Not one for wavering, Pietersen has few doubts that he will. "The team definitely strengthens with Colly coming back in," the captain said. "He will bat at six, bowl his medium pace and field at backward point, and he has 150 games of one-day international experience. So to have him back with the ability he has got, and that kind of experience, is an extra boost."

Although Collingwood has plenty of experience it is plenty of runs that England really want and earlier in the summer they looked out of his reach before a career-saving knock against South Africa at Edgbaston.

"It's amazing how quickly it can turn around, but it's happened like that in the past," Collingwood said. "In Australia it was that kind of scenario in 2006-2007 and it is amazing when you get that low you think, 'it can't get any worse, bugger it, let's go out there at the bowler rather than the other way around'. You get into a situation where you think every ball being bowled to you is going to get you out and mentally that is not the frame of mind to be in.

"It was probably mentally the worst spell of my career because it's just happened and it's fresh in my mind. I always remember in Australia I was really low because we went over there with high expectations and to get beat 5-0 was a real low. They rubbed our noses in it over there so that was a real tough time. But playing against New Zealand, out of the two series you would say you would expect to score more runs against them and I found it a real battle."

England will again be without the left-arm seamer Ryan Sidebottom, who has been ruled out for the remainder of the season after failing to recover from a groin problem. Collingwood is likely to replace either Luke Wright or Ravi Bopara in the side that won by 20 runs in Leeds on Friday, which may seem harsh as they did little wrong due to lack of opportunity in the first one-dayer. But the Durham man was always set to return having served his ban for overseeing a slow over-rate in the series against New Zealand and he has been encouraged by Pietersen's first foray into captaincy.

"He's had a fantastic start," Collingwood said. "He's gone out there wanting the captaincy and already he's making really good decisions.

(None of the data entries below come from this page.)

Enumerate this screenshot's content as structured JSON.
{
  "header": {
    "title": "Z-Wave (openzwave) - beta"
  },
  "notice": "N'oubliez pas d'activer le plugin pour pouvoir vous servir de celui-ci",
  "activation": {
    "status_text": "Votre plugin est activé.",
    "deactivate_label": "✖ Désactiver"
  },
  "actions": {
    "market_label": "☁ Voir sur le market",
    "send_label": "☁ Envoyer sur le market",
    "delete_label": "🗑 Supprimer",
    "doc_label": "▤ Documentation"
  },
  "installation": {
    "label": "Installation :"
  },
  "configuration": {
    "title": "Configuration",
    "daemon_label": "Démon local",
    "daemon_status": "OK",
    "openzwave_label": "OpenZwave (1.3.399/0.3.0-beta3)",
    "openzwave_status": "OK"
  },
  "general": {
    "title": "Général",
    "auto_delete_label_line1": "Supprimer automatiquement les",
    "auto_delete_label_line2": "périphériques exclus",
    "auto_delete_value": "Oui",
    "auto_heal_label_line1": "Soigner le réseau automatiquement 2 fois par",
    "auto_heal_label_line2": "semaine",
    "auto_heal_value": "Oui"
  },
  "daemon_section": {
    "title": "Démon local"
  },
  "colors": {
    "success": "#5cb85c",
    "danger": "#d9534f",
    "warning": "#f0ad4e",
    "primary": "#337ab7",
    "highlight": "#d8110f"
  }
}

Hopefully he will go from strength to strength, he's learning all the time. He's done a great job so far and I hope he continues with that."

South Africa are likely to be without Morne Morkel, who has a side strain, and Albie Morkel, who has a shoulder problem. However, the fast bowler Andre Nel is available after gashing his left leg in a challenge by Kallis during a football warm-up at yesterday's practice session.